By John Gruber
WorkOS: APIs to ship SSO, SCIM, FGA, and User Management in minutes. Check out their launch week.
Baldur Bjarnason:
I suspect many of those annoyed about the event are in my position: the fact that the Touch Bar is interesting just makes it more annoying that Apple just announced a line of computers that I can’t really use.
For a developer work machine, 16 GB is the uncomfortable minimum requirement. It does not cover the needs of a developer’s average workday without us making some compromises in our workflow and productivity.
Most of us, if given the choice between making compromises to our productivity and compromises to the battery life of the machines we buy, would choose a shorter battery life every time.
This is the nut of the argument against the new MacBook Pros. If the 16 GB RAM limit in the previous MacBook Pros was a limiting factor for your productivity, the new ones are no help at all. And I’m sure Bjarnason is correct that those people would gladly trade battery life for the ability to install 32 GB of RAM.
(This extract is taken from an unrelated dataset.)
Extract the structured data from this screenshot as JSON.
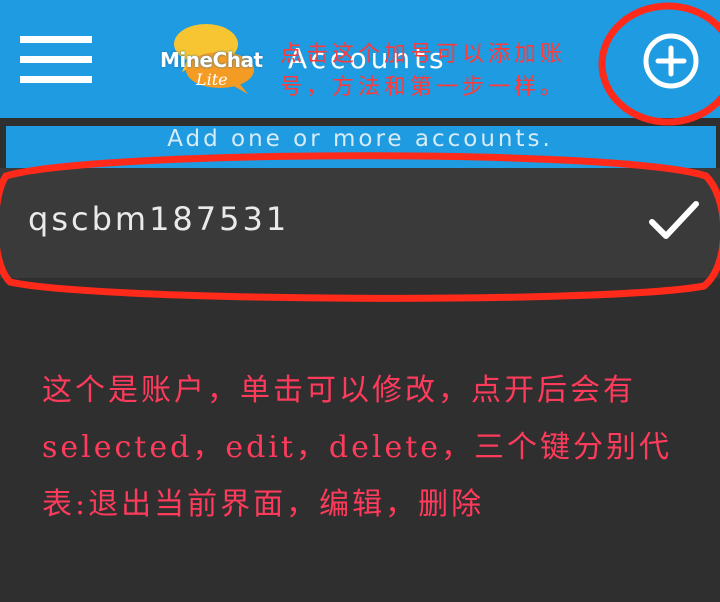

But that’s not most MacBook Pro users. Most MacBook Pro users will do just fine with 16 GB of RAM (in fact, most will do just fine with the 13-inch models’ default configuration of 8 GB). For most MacBook Pro users, Apple is right to prioritize battery life over the maximum RAM configuration. That is, if they’re only going to offer one lineup of “pro” notebooks — which is how they’ve done it for at least 15 years.
But they can’t make a portable Mac with 32GB of RAM.
And, if you’re an illustrator or animator like my sister, they can’t make a good Mac for drawing (like Microsoft’s Surface line, for example).
Neither of those are can’ts. They’re both won’ts. This might make people who want such things even angrier (than if they were technical limitations), but they’re both deliberate design choices.
Because we’ve bought into Apple’s design myth, we are forced to come to one and only one conclusion:
Apple really, really doesn’t care about its professional Mac users.
I disagree with that conclusion. If your priority is the display, the new displays are brighter (500 nits) and offer wide color gamut. The new MacBook Pro SSDs offer industry-leading read and write performance, years ahead of the competition. The 15-inch MacBook Pro offers a quad-core i7 with speeds up to 3.8 GHz. For many demanding use cases, these are professional machines. Just not all professions.
A less punchy, but more accurate title for Bjarnason’s piece would be “The Downsides of Depending Upon a Company With a Relatively Sparse Product Lineup When Your Personal Needs Are Outside the Mainstream”.